Criterion (iii): Historical and archaeological evidence point to origins in the third millennium BC, and Damascus is widely regarded as one of the world’s oldest continuously inhabited cities. The incomparable Great Mosque is a rare and extremely significant Umayyad monument. The current city walls, the Citadel, and some mosques and tombs date from the Medieval period, while the majority of the city’s built heritage, including palaces and private houses, dates from after the Ottoman conquest in the early 16th century.
Criterion (iv): The Umayyad Great Mosque, also known as the Grand Mosque of Damascus, is one of the world’s largest mosques and one of the oldest continuous prayer sites since Islam’s inception. As such, it represents a significant cultural, social, and artistic development.
Criterion (vi): The city is inextricably linked with significant historical events, ideas, and traditions, particularly from the Islamic period. These have contributed to the city’s image and the impact of Islamic history and culture.
Integrity (2009) (2009)
The property’s boundary is formed by the line of the old city’s walls. Although areas outside the walls, which represent the city’s expansion since the 13th century, are considered related to the old city in terms of historical significance and provide its setting and context, the key attributes of Outstanding Universal Value are contained within the boundary. These include the city’s plan and dense urban fabric, city walls and gates, and 125 protected monuments such as the Umayyad Mosque, madrasas, khans, the Citadel, and private houses.
The attributes are threatened by a lack of traditional approaches to maintenance and conservation, as well as the use of traditional materials, while its setting and context are threatened by a lack of conservation policy for the historical zones outside the walled city, as well as regional planning projects.
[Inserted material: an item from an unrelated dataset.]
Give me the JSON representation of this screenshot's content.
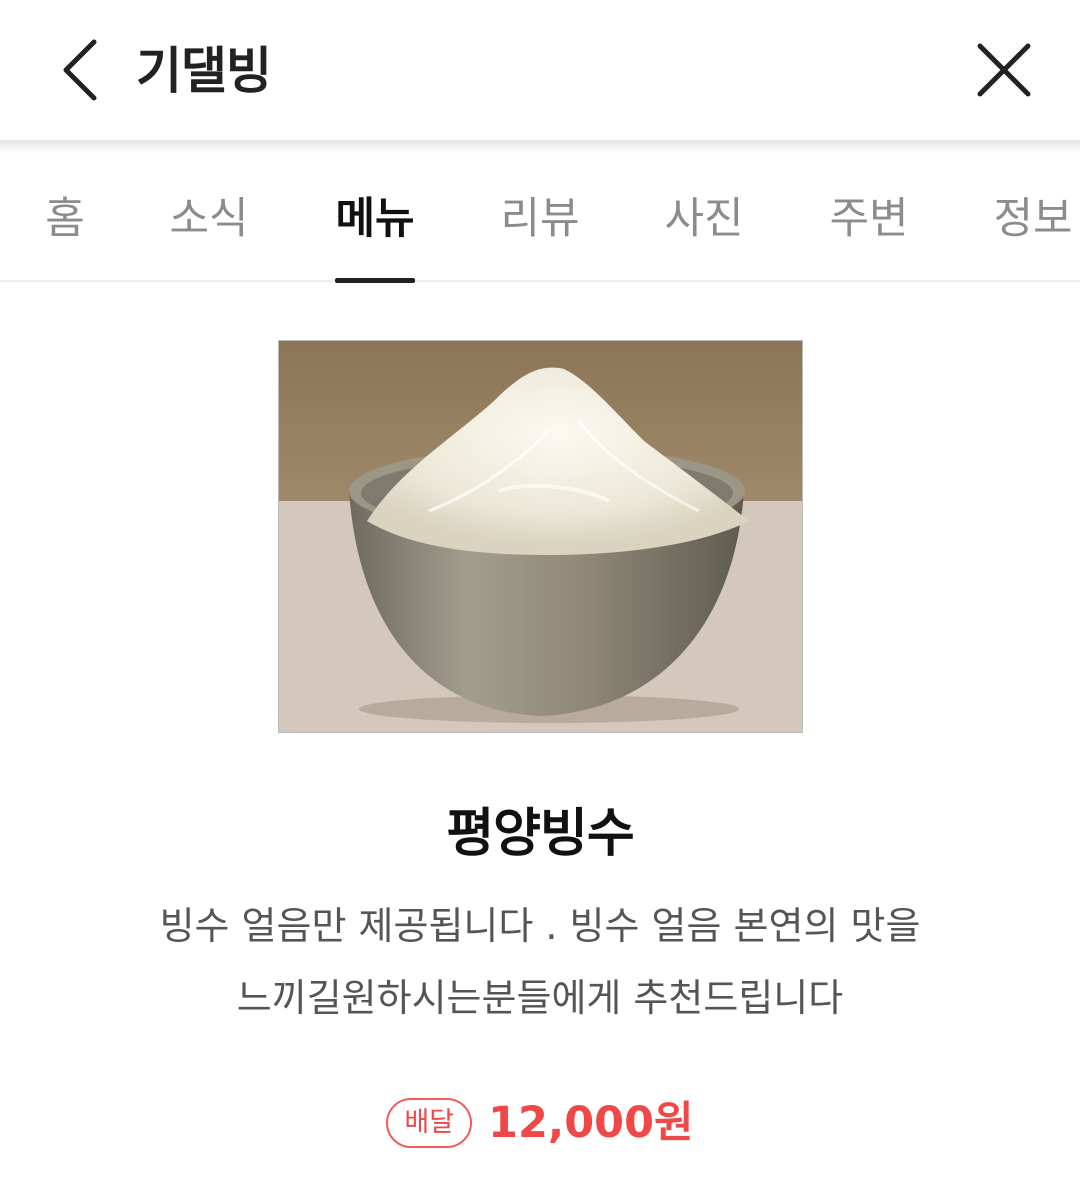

Authenticity (2009) (2009)
The morphological layout and spatial pattern of the historic fabric have remained essentially unchanged since the property’s inscription, and the key discrete attributes have survived. Commercial and semi-industrial activities, on the other hand, are spreading into the residential areas of the walled city and its suburbs, eroding the value of the attributes relating to the urban fabric and their interrelationships in some places.
Protection and management needs (2009)
Two government departments (the Commission for Safeguarding the Old Town and the General Directorate for Antiquities and Museums) are in charge of planning control and management of the old city (DGAM). The Ministry of Local Administration and Environment works with international organizations to provide technical assistance for projects and programs aimed at improving the city. The conservation policy’s effectiveness is dependent on the full participation of various interests within the city, such as public/private partnerships, all levels of government, the financial community, and citizens.
The Antiquities Law 222, as amended in 1999, provides legal protection, as does Ministerial Order No. 192 of 1976, which designates the walled city as part of Syria’s cultural and historical heritage. Parliamentary Act N° 826 for the Restoration and Reconstruction/Rebuilding of the City Within the Walls has been reviewed in light of changing conditions, needs, and opportunities, with the goal of establishing new conditions for the walled city.
A Committee for the Protection and Development of Old Damascus has been formed, with representatives from various bodies coordinating planning and construction activities as well as being in charge of strategic planning for the Old City.
The draft of the old city’s Integrated Urban Plan was formally approved by Ministerial Decision N° 37/A in 2010. A buffer zone has also been established but has not yet been formally approved.
Once approved and implemented, the plan must clarify the various levels of protection to be applied to the various parts of the urban fabric, as well as the appropriate interventions.